妻から定期的に聞く話なのだが、妻のいとこ(女)からちょくちょくお金を貸してくれという連絡があるらしい。

もちろん妻に貸すつもりは無く、なぜそいつもお金に困っているのか?何に使うお金なのか?と聞いてみるのだが、理由はしゃべらず、とりあえず貸してくれとの事。

ちなみにいとこは既婚者で共働き。

うちの妻だけでなく、年の近い親戚のあちこちに借金の申し込みメールを送っているらしい。

いとこの借金申し込みは主にメールで、受け取る際も銀行口座に振り込ませるという、特殊詐欺を思わせるスタイル。

「来月にはプチボーナスが入るから、色を付けて返す」というのが決まり文句らしいのだが、面白いのはちゃんと色を付けて返してくれるという点だ。

一度に借りる金額は1~2万円位なもので、貸す方の心理的ハードルが低い金額を狙ってくるのもウマい。

小さな金額をきちんと返すことで信用させ、後々大きな金額を持ち逃げするという手口だろうか?
妻に「いくら必要なのか聞いてみれば」と促すと、「いくらなら貸せる?」との返信。う~ん怪しい。
自分はこういった胡散臭い話につい魅かれてしまう。

宗教や塾の勧誘、セールスの電話などにも、暇があればその気もないのに適当な会話をするのが大好きなのだ。


自分は絶対に引っかからないという変な自信があるのかもしれないし、日常の中のちょっとしたきな臭さを楽しみたいのかもしれない。

思えば、人におごってもらうのに抵抗を感じない「たかり体質」の友人も、なぜか自分には甘えてこなかった。

恐らくたかり体質の人間は、自分を甘やかしてくれる人間かどうかを見分ける能力が生来備わっているのかもしれない。

そんな彼らのカモを判別するセンサーに自分は引っかからないのだろう。

確かに自分は何かお祝い事やイベントが無い限り、意味もなく人におごることはあまりない、いわゆるオゴり下手な人間だ。

相手が負担を感じることなくサラッとおごる事ができれば大人の男性としてスマートなのかもしれないが、今までそのようなスキルを磨いてこなかった。

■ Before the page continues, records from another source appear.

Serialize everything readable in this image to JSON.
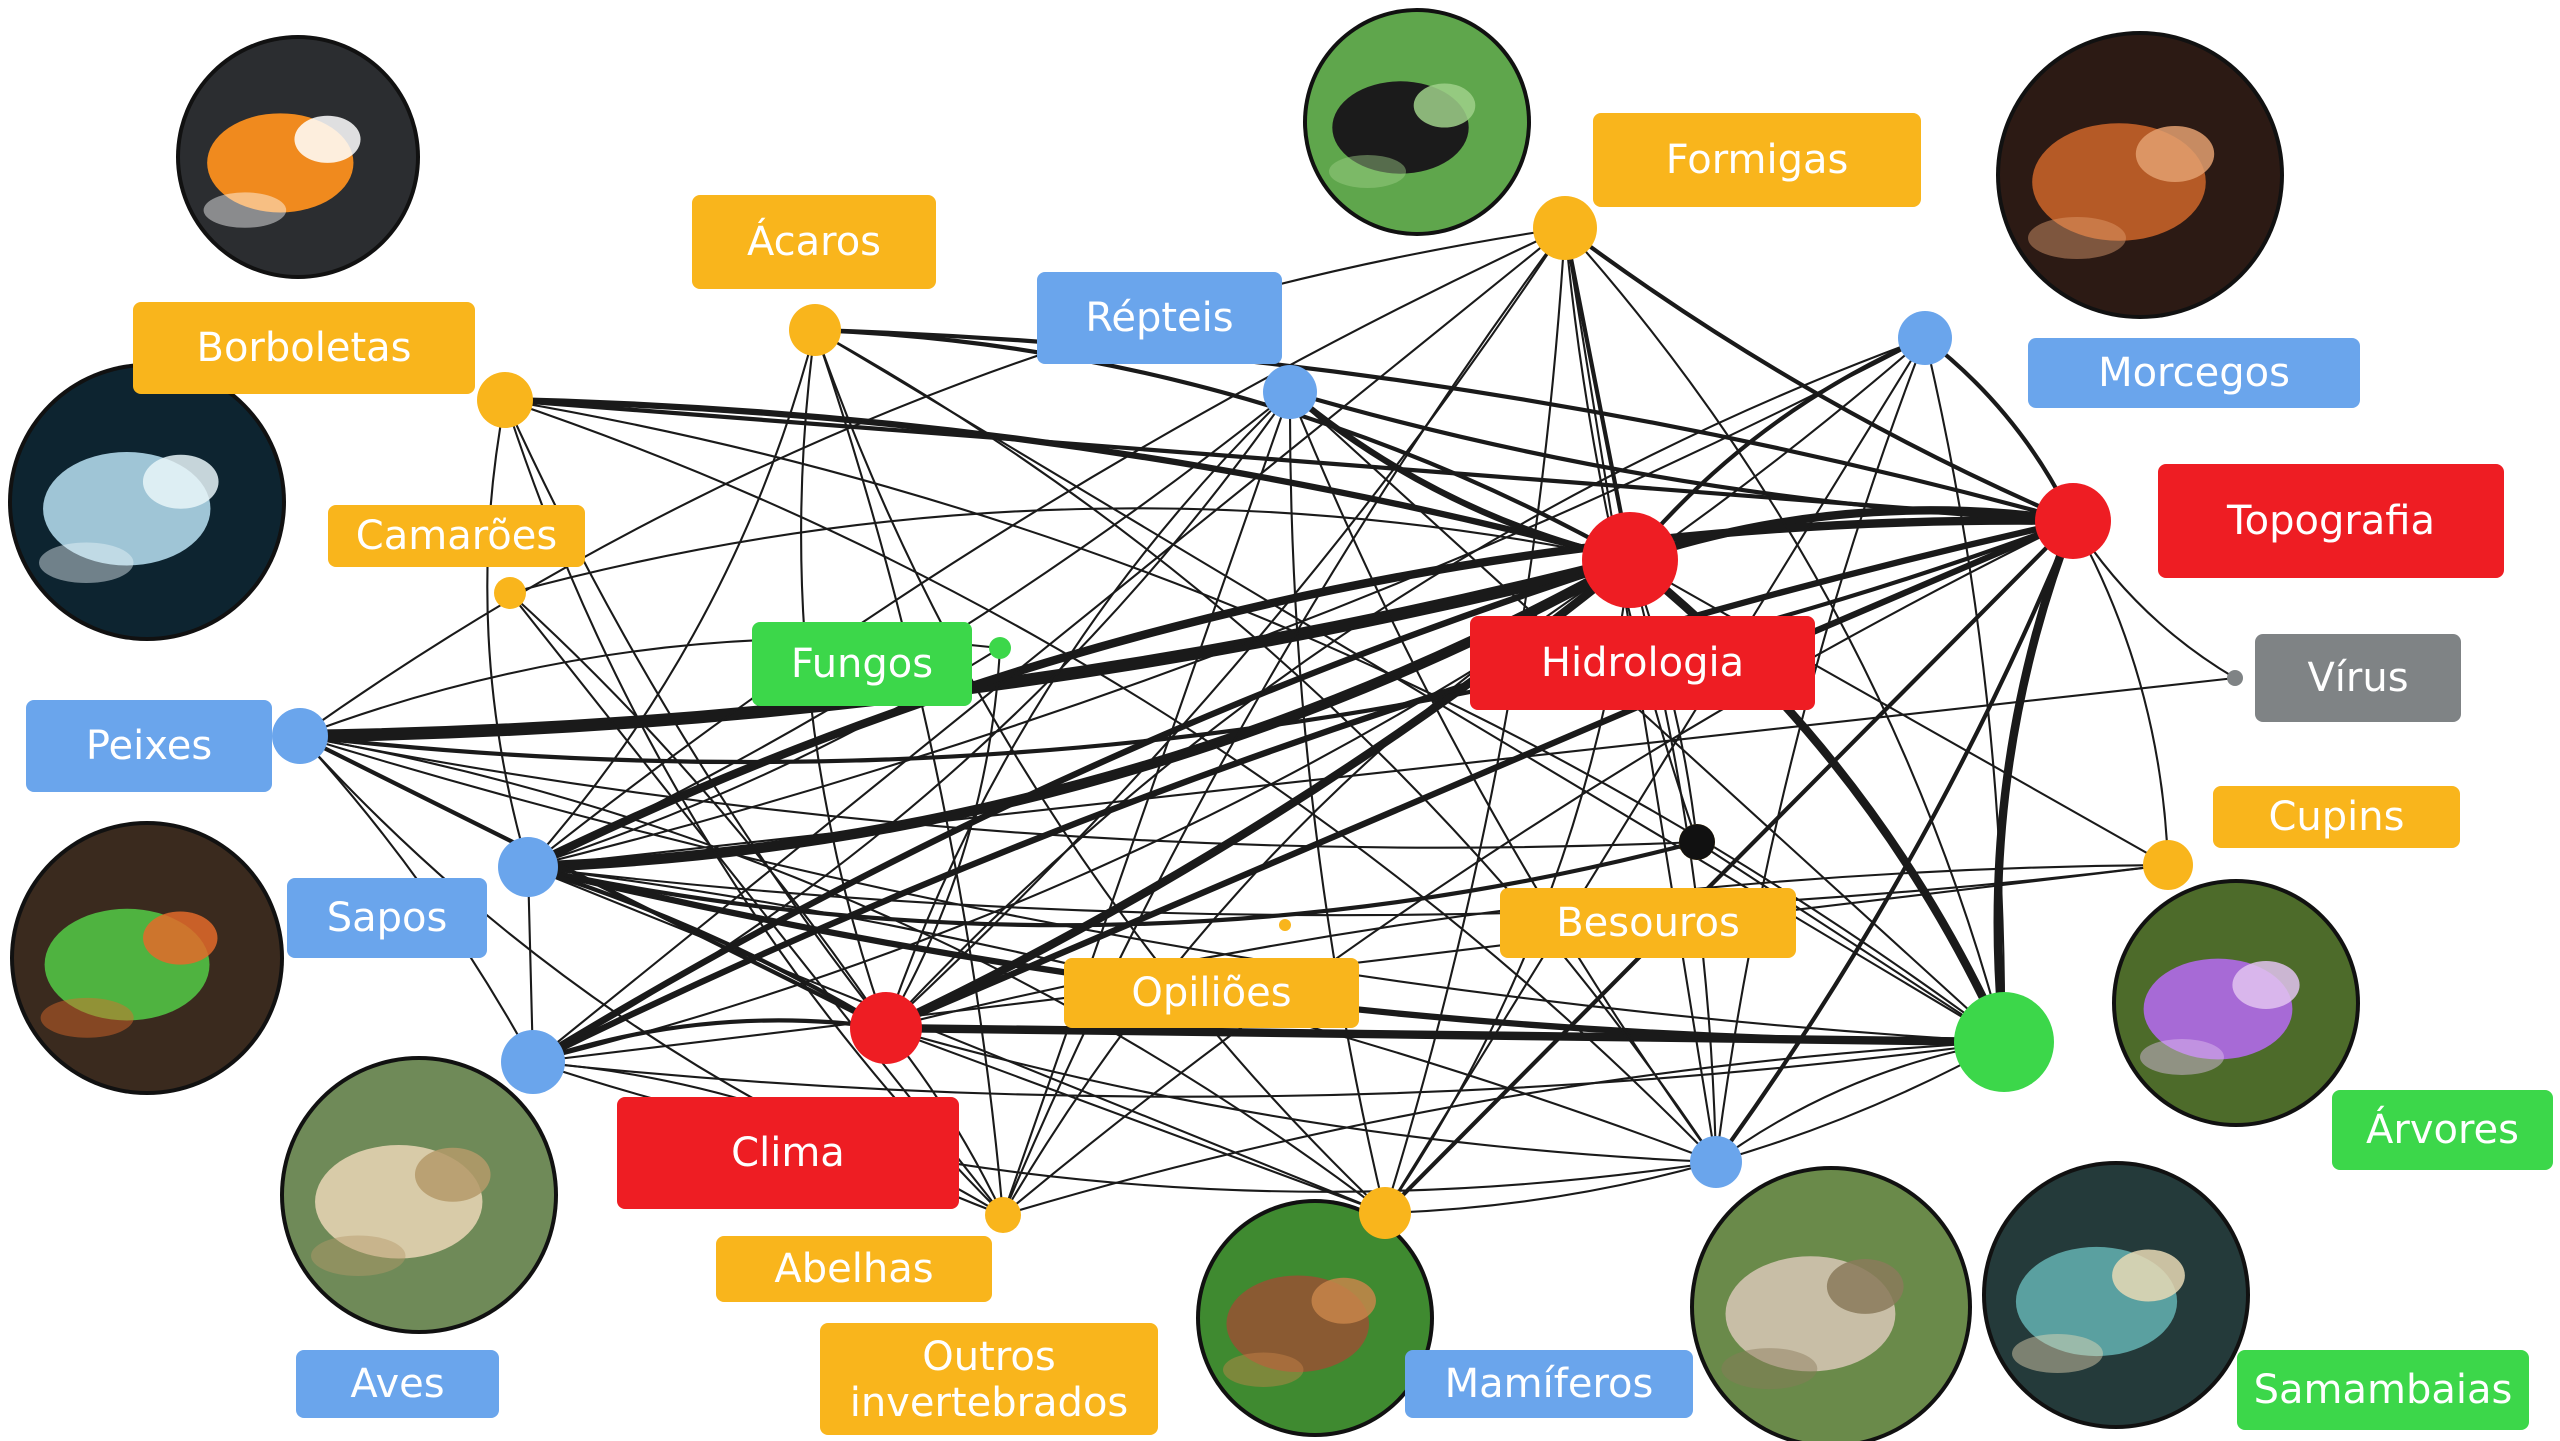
{
  "colors": {
    "yellow": "#F9B51C",
    "blue": "#6AA5EC",
    "red": "#EE1D23",
    "green": "#3CD74A",
    "gray": "#7F8385",
    "black": "#111111",
    "edge": "#1a1a1a"
  },
  "nodes": [
    {
      "id": "borboletas",
      "label": "Borboletas",
      "group": "yellow",
      "photo": "butterfly"
    },
    {
      "id": "acaros",
      "label": "Ácaros",
      "group": "yellow"
    },
    {
      "id": "repteis",
      "label": "Répteis",
      "group": "blue"
    },
    {
      "id": "formigas",
      "label": "Formigas",
      "group": "yellow",
      "photo": "ant"
    },
    {
      "id": "morcegos",
      "label": "Morcegos",
      "group": "blue",
      "photo": "bat"
    },
    {
      "id": "topografia",
      "label": "Topografia",
      "group": "red"
    },
    {
      "id": "hidrologia",
      "label": "Hidrologia",
      "group": "red"
    },
    {
      "id": "camaroes",
      "label": "Camarões",
      "group": "yellow",
      "photo": "shrimp"
    },
    {
      "id": "fungos",
      "label": "Fungos",
      "group": "green"
    },
    {
      "id": "peixes",
      "label": "Peixes",
      "group": "blue"
    },
    {
      "id": "virus",
      "label": "Vírus",
      "group": "gray"
    },
    {
      "id": "cupins",
      "label": "Cupins",
      "group": "yellow"
    },
    {
      "id": "sapos",
      "label": "Sapos",
      "group": "blue",
      "photo": "frog"
    },
    {
      "id": "besouros",
      "label": "Besouros",
      "group": "yellow"
    },
    {
      "id": "opilioes",
      "label": "Opiliões",
      "group": "yellow"
    },
    {
      "id": "arvores",
      "label": "Árvores",
      "group": "green",
      "photo": "flower"
    },
    {
      "id": "clima",
      "label": "Clima",
      "group": "red"
    },
    {
      "id": "aves",
      "label": "Aves",
      "group": "blue",
      "photo": "bird"
    },
    {
      "id": "abelhas",
      "label": "Abelhas",
      "group": "yellow"
    },
    {
      "id": "outros",
      "label": "Outros invertebrados",
      "group": "yellow"
    },
    {
      "id": "mamiferos",
      "label": "Mamíferos",
      "group": "blue",
      "photo": "sloth"
    },
    {
      "id": "samambaias",
      "label": "Samambaias",
      "group": "green",
      "photo": "fern"
    },
    {
      "id": "spider",
      "label": "",
      "group": "yellow",
      "photo": "spider"
    }
  ],
  "edges": [
    [
      "hidrologia",
      "topografia",
      4
    ],
    [
      "hidrologia",
      "clima",
      4
    ],
    [
      "topografia",
      "clima",
      3
    ],
    [
      "peixes",
      "hidrologia",
      6
    ],
    [
      "sapos",
      "hidrologia",
      5
    ],
    [
      "sapos",
      "topografia",
      4
    ],
    [
      "aves",
      "topografia",
      3
    ],
    [
      "clima",
      "arvores",
      4
    ],
    [
      "sapos",
      "arvores",
      3
    ],
    [
      "topografia",
      "arvores",
      4
    ],
    [
      "hidrologia",
      "arvores",
      4
    ],
    [
      "borboletas",
      "hidrologia",
      3
    ],
    [
      "borboletas",
      "topografia",
      2
    ],
    [
      "repteis",
      "topografia",
      2
    ],
    [
      "repteis",
      "hidrologia",
      3
    ],
    [
      "acaros",
      "hidrologia",
      2
    ],
    [
      "acaros",
      "topografia",
      2
    ],
    [
      "formigas",
      "hidrologia",
      2
    ],
    [
      "formigas",
      "topografia",
      2
    ],
    [
      "morcegos",
      "hidrologia",
      2
    ],
    [
      "morcegos",
      "topografia",
      2
    ],
    [
      "aves",
      "hidrologia",
      3
    ],
    [
      "clima",
      "peixes",
      2
    ],
    [
      "clima",
      "sapos",
      2
    ],
    [
      "clima",
      "aves",
      2
    ],
    [
      "besouros",
      "sapos",
      2
    ],
    [
      "besouros",
      "peixes",
      1
    ],
    [
      "spider",
      "topografia",
      2
    ],
    [
      "mamiferos",
      "topografia",
      2
    ],
    [
      "peixes",
      "topografia",
      2
    ],
    [
      "borboletas",
      "arvores",
      1
    ],
    [
      "formigas",
      "clima",
      1
    ],
    [
      "formigas",
      "aves",
      1
    ],
    [
      "formigas",
      "sapos",
      1
    ],
    [
      "formigas",
      "peixes",
      1
    ],
    [
      "formigas",
      "arvores",
      1
    ],
    [
      "formigas",
      "spider",
      1
    ],
    [
      "formigas",
      "mamiferos",
      1
    ],
    [
      "formigas",
      "besouros",
      1
    ],
    [
      "morcegos",
      "clima",
      1
    ],
    [
      "morcegos",
      "aves",
      1
    ],
    [
      "morcegos",
      "sapos",
      1
    ],
    [
      "morcegos",
      "spider",
      1
    ],
    [
      "morcegos",
      "mamiferos",
      1
    ],
    [
      "repteis",
      "clima",
      1
    ],
    [
      "repteis",
      "aves",
      1
    ],
    [
      "repteis",
      "sapos",
      1
    ],
    [
      "repteis",
      "arvores",
      1
    ],
    [
      "repteis",
      "spider",
      1
    ],
    [
      "acaros",
      "clima",
      1
    ],
    [
      "acaros",
      "sapos",
      1
    ],
    [
      "acaros",
      "abelhas",
      1
    ],
    [
      "acaros",
      "arvores",
      1
    ],
    [
      "borboletas",
      "clima",
      1
    ],
    [
      "borboletas",
      "sapos",
      1
    ],
    [
      "borboletas",
      "mamiferos",
      1
    ],
    [
      "camaroes",
      "clima",
      1
    ],
    [
      "camaroes",
      "abelhas",
      1
    ],
    [
      "peixes",
      "arvores",
      1
    ],
    [
      "peixes",
      "abelhas",
      1
    ],
    [
      "peixes",
      "spider",
      1
    ],
    [
      "sapos",
      "mamiferos",
      1
    ],
    [
      "sapos",
      "spider",
      1
    ],
    [
      "aves",
      "arvores",
      1
    ],
    [
      "aves",
      "mamiferos",
      1
    ],
    [
      "aves",
      "abelhas",
      1
    ],
    [
      "clima",
      "abelhas",
      1
    ],
    [
      "clima",
      "spider",
      1
    ],
    [
      "clima",
      "mamiferos",
      1
    ],
    [
      "hidrologia",
      "abelhas",
      1
    ],
    [
      "hidrologia",
      "spider",
      1
    ],
    [
      "hidrologia",
      "mamiferos",
      1
    ],
    [
      "hidrologia",
      "cupins",
      1
    ],
    [
      "topografia",
      "abelhas",
      1
    ],
    [
      "topografia",
      "virus",
      1
    ],
    [
      "topografia",
      "cupins",
      1
    ],
    [
      "cupins",
      "sapos",
      1
    ],
    [
      "cupins",
      "aves",
      1
    ],
    [
      "cupins",
      "clima",
      1
    ],
    [
      "spider",
      "arvores",
      1
    ],
    [
      "mamiferos",
      "arvores",
      1
    ],
    [
      "abelhas",
      "arvores",
      1
    ],
    [
      "besouros",
      "arvores",
      1
    ],
    [
      "besouros",
      "hidrologia",
      1
    ],
    [
      "fungos",
      "peixes",
      1
    ],
    [
      "fungos",
      "clima",
      1
    ],
    [
      "fungos",
      "sapos",
      1
    ],
    [
      "repteis",
      "abelhas",
      1
    ],
    [
      "repteis",
      "mamiferos",
      1
    ],
    [
      "borboletas",
      "abelhas",
      1
    ],
    [
      "camaroes",
      "hidrologia",
      1
    ],
    [
      "peixes",
      "aves",
      1
    ],
    [
      "sapos",
      "aves",
      1
    ],
    [
      "formigas",
      "abelhas",
      1
    ],
    [
      "acaros",
      "spider",
      1
    ],
    [
      "acaros",
      "mamiferos",
      1
    ],
    [
      "morcegos",
      "arvores",
      1
    ],
    [
      "virus",
      "sapos",
      1
    ]
  ]
}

軽々しくおごらないくせに、たかり体質の友人が他人におごってもらっているのを見聞きしたりすると、変な寂しさを感じる面があるのも厄介だ。

そんな自分をカモにしようと寄ってくる人間は稀なので、勧誘などが来ると非日常感がありスリルを感じてしまう。


話を戻すと、件のいとこの金貸してメールは年に3回ほどのペースで来るらしい。

妻はそのつど断っているのだが、めげずにお金の無心に定期連絡を寄越すいとこの心境はどのようなものなのだろうかと気にもなる。

なかなかの鉄のハートをお持ちのようだ。

本当に困っているのか?借りたお金は何に使うのか?親や旦那はこの事を知っているのか?などなど、疑問に思う事はたくさんあるが、実害はないし自分の直接の知り合いでもないので自分が出張ってアレコレ聞くのも筋違いかもしれない。

そもそも、たいして意味のない行動をするのも人間だ。

どうでもいいような嘘をついたりしたことは誰にでもあるだろう。

世の中には無利益でゴールも見えない行動に多大な労力を使ったり、果ては他人を巻き込んだりする、いわゆるトラブルメーカーと呼ばれる人間もいる。

常識の外にいる人間は話が通じないばかりか、ヘタに関わると取り返しのつかないような被害を被ることにもなるので、とりあえずは妻の話を聞くだけに留めて静観したいと思う。